= Samantha Holdsworth =

Medical physicist from New Zealand

Samantha Jane Holdsworth is a medical physicist from New Zealand. She is an associate professor in medical imaging at the University of Auckland, a principal investigator at the Centre for Brain Research, and CE/Research Director at the Mātai Medical Research Institute in Gisborne, New Zealand.

== Biography ==
Holdsworth was born and grew up on a family farm near the small town of Te Karaka, near Gisborne, New Zealand. She initially studied engineering at the University of Canterbury in Christchurch, but changed to physics and completed an honours degree in the subject. She then moved to Australia and completed a master's degree at Queensland University of Technology, followed by a doctorate in radiology at the University of Queensland.

Following graduation, she moved to the United States and worked as a postdoctoral fellow in the Radiological Sciences Laboratory at Stanford University's Lucas Centre and then as a senior research scientist. In 2018 she returned to New Zealand and was appointed a senior lecturer at the University of Auckland, based at the Department of Anatomy and Medical Imaging. She also returned to her hometown of Gisborne and has established a medical imaging research, innovation, and education centre there, called Mātai Medical Research Institute.

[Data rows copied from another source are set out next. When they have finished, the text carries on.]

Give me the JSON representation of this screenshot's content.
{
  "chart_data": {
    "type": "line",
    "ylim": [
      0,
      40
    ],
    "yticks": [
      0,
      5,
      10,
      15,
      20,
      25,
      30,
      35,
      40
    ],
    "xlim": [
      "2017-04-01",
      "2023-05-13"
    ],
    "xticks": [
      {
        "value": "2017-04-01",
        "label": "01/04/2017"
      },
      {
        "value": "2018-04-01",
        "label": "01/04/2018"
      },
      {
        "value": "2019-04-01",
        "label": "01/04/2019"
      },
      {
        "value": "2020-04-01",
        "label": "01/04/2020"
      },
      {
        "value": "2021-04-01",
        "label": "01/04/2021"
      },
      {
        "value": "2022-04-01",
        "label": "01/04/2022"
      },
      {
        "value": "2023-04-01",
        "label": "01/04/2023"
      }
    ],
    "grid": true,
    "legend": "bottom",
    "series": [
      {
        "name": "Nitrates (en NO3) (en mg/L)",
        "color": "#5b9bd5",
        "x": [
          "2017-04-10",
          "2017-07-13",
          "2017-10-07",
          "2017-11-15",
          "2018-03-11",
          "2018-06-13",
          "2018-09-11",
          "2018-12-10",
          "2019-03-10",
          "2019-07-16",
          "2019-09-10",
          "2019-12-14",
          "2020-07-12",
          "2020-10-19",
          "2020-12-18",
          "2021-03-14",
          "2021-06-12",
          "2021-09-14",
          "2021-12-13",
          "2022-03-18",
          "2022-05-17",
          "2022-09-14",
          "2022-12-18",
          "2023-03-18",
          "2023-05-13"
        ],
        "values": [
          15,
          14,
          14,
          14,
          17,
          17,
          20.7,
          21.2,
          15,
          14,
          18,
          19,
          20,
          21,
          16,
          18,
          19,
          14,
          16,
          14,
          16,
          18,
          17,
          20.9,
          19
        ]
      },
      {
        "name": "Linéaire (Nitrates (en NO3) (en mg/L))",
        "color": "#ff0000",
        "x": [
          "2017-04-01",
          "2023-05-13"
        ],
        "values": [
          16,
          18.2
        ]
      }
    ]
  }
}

The institute uses medical imaging technology, research, and local education initiatives to reduce inequities in Gisborne, and develop medical research solutions that can be translated worldwide.

Holdsworth's research has led to improvements in MRI methodologies, including improvements to the resolution, speed and motion-robustness of MRI. These methods have in turn led to better detection of brain injury, stroke, and neurodegenerative disease.

Holdsworth currently oversees research on novel MRI method development and modelling for better disease detection, whole-body imaging, oncology, musculoskeletal imaging, neurodegenerative disease, methamphetamine addiction, neuroinflammatory disease, mild traumatic brain injury, vision research, and others.

At the University of Auckland she teaches into courses ranging from physics for life sciences to specalised medical imaging.

=== Personal life ===
Holdsworth is the daughter of businesswoman Bronwen Holdsworth and engineer Peter Holdsworth.